Железная маска (сборник)
Шрифт:
Повозки с всевозможными съестными припасами, всадники и пешие путники, со скрежетом, грохотом и криками двигавшиеся во все стороны по набережным и прилегающим улицам, на которые, сокращая дорогу, время от времени сворачивал фургон комедиантов, оглушили и ошеломили молодого человека, привыкшего к посвисту ветра в ландах и гробовой тишине своего ветхого замка. Сигоньяку казалось, что в голове у него беспрестанно вращаются мельничные жернова, он даже слегка пошатывался, как во хмелю.
Наконец над дворцовыми фронтонами показался шпиль Сент-Шапель, капеллы, возведенной самим Людовиком Святым, и засверкал своим филигранным совершенством в последних лучах заката. Повсюду в окнах зажигались огни, расцвечивая темные фасады домов, а река отражала их на своей черной глади, превращая в шевелящихся огненных змей.
Затем на набережной выступили из полумрака очертания церкви и монастыря Великих
Именно здесь, на улице Дофина, неподалеку от ворот, носивших то же название, располагалась большая гостиница, в которой случалось останавливаться даже посольствам из дальних стран. Таверна в нижнем этаже гостиницы могла вместить до сотни постояльцев. Для лошадей здесь всегда находились овес и охапка сена, а для путников – удобная постель.

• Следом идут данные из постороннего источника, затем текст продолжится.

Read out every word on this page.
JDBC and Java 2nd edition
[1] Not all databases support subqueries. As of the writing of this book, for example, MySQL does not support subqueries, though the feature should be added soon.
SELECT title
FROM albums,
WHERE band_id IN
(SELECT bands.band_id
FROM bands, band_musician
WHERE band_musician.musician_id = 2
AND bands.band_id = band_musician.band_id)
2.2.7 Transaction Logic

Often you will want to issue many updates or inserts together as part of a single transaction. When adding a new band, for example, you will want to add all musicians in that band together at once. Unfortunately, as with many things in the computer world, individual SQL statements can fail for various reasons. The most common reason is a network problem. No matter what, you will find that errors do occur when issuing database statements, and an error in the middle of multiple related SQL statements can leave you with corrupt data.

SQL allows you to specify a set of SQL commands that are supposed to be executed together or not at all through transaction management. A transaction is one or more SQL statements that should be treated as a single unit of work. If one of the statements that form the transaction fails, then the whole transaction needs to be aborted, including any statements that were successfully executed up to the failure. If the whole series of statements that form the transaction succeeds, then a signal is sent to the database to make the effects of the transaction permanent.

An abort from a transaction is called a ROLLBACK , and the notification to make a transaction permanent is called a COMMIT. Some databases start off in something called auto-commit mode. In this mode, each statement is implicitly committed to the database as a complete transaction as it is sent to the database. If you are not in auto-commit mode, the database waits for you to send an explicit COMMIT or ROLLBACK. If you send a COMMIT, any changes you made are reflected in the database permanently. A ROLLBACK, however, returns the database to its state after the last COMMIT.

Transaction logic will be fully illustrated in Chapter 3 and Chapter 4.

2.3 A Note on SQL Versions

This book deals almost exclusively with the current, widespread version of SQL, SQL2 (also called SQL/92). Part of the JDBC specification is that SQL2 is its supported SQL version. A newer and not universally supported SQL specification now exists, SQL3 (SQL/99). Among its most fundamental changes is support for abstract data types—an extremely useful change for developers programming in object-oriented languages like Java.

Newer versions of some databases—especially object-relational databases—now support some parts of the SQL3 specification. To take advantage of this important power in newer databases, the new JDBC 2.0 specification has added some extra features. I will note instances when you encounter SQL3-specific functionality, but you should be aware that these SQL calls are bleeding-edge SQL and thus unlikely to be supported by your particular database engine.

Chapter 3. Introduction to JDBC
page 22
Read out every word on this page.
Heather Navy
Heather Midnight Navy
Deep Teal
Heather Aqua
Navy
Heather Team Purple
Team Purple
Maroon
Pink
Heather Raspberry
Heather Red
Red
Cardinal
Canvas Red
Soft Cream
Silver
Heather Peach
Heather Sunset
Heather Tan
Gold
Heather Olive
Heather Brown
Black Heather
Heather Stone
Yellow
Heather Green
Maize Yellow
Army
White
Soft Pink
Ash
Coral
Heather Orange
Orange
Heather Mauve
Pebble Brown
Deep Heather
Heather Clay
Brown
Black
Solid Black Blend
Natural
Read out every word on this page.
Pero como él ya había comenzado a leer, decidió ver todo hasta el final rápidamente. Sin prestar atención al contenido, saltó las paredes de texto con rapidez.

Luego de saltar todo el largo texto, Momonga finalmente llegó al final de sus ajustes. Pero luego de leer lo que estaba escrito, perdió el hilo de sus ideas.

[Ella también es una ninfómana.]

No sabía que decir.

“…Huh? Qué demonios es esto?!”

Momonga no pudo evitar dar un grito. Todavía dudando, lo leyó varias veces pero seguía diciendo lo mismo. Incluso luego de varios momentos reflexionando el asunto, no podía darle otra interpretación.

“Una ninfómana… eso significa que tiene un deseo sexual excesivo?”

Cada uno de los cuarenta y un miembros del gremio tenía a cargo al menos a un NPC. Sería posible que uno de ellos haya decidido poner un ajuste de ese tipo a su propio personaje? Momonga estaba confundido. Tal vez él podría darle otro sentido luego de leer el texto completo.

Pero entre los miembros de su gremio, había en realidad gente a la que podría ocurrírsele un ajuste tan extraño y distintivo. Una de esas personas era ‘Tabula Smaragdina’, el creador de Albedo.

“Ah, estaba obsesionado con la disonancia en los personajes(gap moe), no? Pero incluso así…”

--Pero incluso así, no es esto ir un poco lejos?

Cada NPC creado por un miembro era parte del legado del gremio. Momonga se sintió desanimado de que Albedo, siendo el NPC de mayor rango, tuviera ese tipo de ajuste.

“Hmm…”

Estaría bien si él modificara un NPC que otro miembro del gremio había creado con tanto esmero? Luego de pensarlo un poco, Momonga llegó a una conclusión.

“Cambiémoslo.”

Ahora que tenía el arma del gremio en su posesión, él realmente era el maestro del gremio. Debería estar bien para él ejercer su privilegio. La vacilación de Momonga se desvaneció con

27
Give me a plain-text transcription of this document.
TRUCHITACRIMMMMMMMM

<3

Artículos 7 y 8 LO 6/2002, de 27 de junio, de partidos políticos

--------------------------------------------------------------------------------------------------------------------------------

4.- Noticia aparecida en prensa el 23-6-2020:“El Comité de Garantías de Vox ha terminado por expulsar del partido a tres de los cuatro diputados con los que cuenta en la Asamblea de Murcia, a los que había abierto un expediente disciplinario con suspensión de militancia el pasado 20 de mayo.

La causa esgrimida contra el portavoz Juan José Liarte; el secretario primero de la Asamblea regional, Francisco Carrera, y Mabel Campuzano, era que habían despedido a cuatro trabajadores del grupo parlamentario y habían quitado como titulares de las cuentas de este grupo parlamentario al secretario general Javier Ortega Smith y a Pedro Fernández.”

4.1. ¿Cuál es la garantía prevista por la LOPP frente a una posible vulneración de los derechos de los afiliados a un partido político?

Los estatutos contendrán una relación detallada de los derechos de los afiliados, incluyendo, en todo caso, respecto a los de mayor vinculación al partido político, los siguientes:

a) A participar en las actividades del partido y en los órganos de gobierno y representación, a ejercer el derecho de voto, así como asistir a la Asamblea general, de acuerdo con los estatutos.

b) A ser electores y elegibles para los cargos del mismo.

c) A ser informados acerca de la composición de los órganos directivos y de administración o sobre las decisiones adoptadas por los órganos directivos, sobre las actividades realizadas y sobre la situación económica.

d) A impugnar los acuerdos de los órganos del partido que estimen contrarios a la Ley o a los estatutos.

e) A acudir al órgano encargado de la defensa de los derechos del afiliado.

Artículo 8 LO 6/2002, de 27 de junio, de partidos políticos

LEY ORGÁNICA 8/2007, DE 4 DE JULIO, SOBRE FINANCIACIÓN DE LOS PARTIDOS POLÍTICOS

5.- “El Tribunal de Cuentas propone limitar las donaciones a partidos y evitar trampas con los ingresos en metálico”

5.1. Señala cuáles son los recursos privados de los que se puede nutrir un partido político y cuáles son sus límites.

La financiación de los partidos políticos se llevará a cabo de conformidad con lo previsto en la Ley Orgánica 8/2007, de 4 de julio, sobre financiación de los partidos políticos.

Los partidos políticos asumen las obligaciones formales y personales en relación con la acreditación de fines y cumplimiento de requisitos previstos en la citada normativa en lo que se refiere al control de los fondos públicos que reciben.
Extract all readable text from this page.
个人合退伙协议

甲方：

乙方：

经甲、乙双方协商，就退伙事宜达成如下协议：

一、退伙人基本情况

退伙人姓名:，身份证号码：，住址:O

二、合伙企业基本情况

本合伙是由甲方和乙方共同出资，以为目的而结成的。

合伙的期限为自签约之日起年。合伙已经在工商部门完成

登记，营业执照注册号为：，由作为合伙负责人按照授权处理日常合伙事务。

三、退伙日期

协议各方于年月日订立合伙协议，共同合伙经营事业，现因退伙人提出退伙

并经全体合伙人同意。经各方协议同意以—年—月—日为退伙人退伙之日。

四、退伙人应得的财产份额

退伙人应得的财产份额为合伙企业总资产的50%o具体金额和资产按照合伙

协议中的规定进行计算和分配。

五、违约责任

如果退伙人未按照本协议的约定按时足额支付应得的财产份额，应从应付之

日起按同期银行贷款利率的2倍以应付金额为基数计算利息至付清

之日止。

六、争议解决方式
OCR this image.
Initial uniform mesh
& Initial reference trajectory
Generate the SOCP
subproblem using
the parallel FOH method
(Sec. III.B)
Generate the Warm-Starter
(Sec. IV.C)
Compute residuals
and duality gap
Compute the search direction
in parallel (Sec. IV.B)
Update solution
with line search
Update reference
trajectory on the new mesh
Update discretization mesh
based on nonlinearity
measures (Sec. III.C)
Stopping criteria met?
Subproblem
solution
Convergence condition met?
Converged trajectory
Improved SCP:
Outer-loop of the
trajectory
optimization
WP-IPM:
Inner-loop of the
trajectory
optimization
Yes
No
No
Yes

Эту гостиницу Тиран и счел самой подходящей для размещения своей братии. Состояние их финансов позволяло такую роскошь – причем, роскошь далеко не бесполезную, так как она работала на престиж труппы, показывая, что в ней собрались не какие-то провинциальные мошенники, которых нищета загнала на подмостки, а настоящие мастера актерского ремесла, честно зарабатывающие на жизнь своими дарованиями.
Столовая, в которую вошли актеры, ожидая, пока им приготовят комнаты, располагалась рядом с гостиничной кухней. Но что это была за кухня! Ее размеры были явно рассчитаны на аппетит Гаргантюа или, на худой конец, его сынишки Пантагрюэля. Целые древесные стволы пылали в исполинском очаге, походившем на ад, как его изображают в знаменитых мистериях на соборной площади города Дуэ. На вертелах, расположенных в три этажа, золотились, истекая душистым жиром стаи гусей, пулярок и цыплят. Там жарились целые четверти бычьих туш, телячьи и свиные окорока, не говоря уже о всяких там куропатках, бекасах, перепелах и прочей мелочи. Поваренок, сам уже наполовину изжарившийся, хоть одет он был в один лишь холщовый фартук, поливал всю эту снедь мясным соком с помощью половника, черпая им снова и снова из противня, подставленного под вертела.
Вокруг громадного дубового разделочного стола суетился целый полк поваров и поварят. Они передавали помощникам уже нашпигованные, связанные и приправленные специями тушки птицы, а те мчали их к раскаленным, сыплющим искрами печам, похожим скорее не на кухонные, а на те, что пылают в кузнице Вулкана, да и повара в этом чаду, подсвеченном отблесками пламени, походили на кузнецов-циклопов. Вдоль стен грозно сверкали батареи кухонной утвари из красной меди и латуни: котлы и кастрюли всех размеров, жаровни для запекания рыбы, в которые можно было поместить стофунтового осетра, формы для пирогов в виде башен, куполов, пагод и сарацинских тюрбанов, – словом, все наступательные и оборонительные орудия, какими только пользуется бог гастрономии.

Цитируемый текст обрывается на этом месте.